Während der Corona-Pandemie soll Religionsunterricht an den Schulen konfessionsübergreifend stattfinden. Das klingt praktisch, wirft aber Fragen auf. Zudem gibt es mehr Geld für Aushilfslehrkräfte und Schulassistenzen.

Von Andreas Glas, Kassian Stroh und Paula L. Trautmann, München

Für die Dauer der Corona-Pandemie ist an Bayerns Schulen nun auch ein konfessionell gemischter Religionsunterricht möglich. Das hat Kultusminister Michael Piazolo (Freie Wähler) am Dienstag nach der Sitzung des Kabinetts in München mitgeteilt.

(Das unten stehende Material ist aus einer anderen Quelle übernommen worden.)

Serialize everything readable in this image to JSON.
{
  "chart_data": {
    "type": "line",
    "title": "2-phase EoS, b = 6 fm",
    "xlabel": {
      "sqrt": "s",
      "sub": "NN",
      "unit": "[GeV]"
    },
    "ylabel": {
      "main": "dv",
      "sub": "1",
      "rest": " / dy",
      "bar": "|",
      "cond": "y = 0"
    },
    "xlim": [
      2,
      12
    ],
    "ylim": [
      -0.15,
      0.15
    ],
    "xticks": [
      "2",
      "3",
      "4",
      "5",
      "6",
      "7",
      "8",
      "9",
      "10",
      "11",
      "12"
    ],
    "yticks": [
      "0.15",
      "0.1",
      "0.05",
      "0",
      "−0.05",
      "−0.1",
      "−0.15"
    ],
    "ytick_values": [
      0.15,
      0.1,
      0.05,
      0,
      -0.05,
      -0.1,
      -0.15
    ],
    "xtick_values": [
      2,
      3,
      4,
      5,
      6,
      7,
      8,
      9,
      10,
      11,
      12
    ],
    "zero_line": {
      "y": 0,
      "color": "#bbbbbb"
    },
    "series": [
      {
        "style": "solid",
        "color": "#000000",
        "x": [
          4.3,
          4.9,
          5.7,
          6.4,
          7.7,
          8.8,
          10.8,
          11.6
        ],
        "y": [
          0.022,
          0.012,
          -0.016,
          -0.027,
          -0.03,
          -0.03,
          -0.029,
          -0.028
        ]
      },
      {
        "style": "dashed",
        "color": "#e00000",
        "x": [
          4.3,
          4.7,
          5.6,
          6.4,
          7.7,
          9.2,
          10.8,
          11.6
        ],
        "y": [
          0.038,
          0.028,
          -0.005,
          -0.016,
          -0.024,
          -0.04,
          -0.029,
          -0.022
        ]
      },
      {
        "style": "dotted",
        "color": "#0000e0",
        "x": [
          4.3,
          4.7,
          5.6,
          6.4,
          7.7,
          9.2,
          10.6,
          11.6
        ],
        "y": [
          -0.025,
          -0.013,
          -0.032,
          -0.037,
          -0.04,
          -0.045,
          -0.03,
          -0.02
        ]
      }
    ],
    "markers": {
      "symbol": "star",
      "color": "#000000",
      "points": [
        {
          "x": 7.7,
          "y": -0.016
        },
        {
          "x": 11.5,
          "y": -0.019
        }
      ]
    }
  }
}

Zuvor hatten sich das Katholische Büro Bayern und die Evangelische Landeskirche auf einen "temporär kooperativen Religionsunterricht in Zeiten von Corona" geeinigt. War es bislang so, dass Schülerinnen und Schüler einer gemeinsamen Glaubensrichtung aus mehreren Klassen zusammengezogen wurden, soll der gemeinsame Unterricht verhindern, dass sich die Schulklassen durchmischen. Es gehe darum, "nach Möglichkeit feste Gruppen zu haben", um das Ansteckungsrisiko möglichst gering zu halten, sagte Piazolo.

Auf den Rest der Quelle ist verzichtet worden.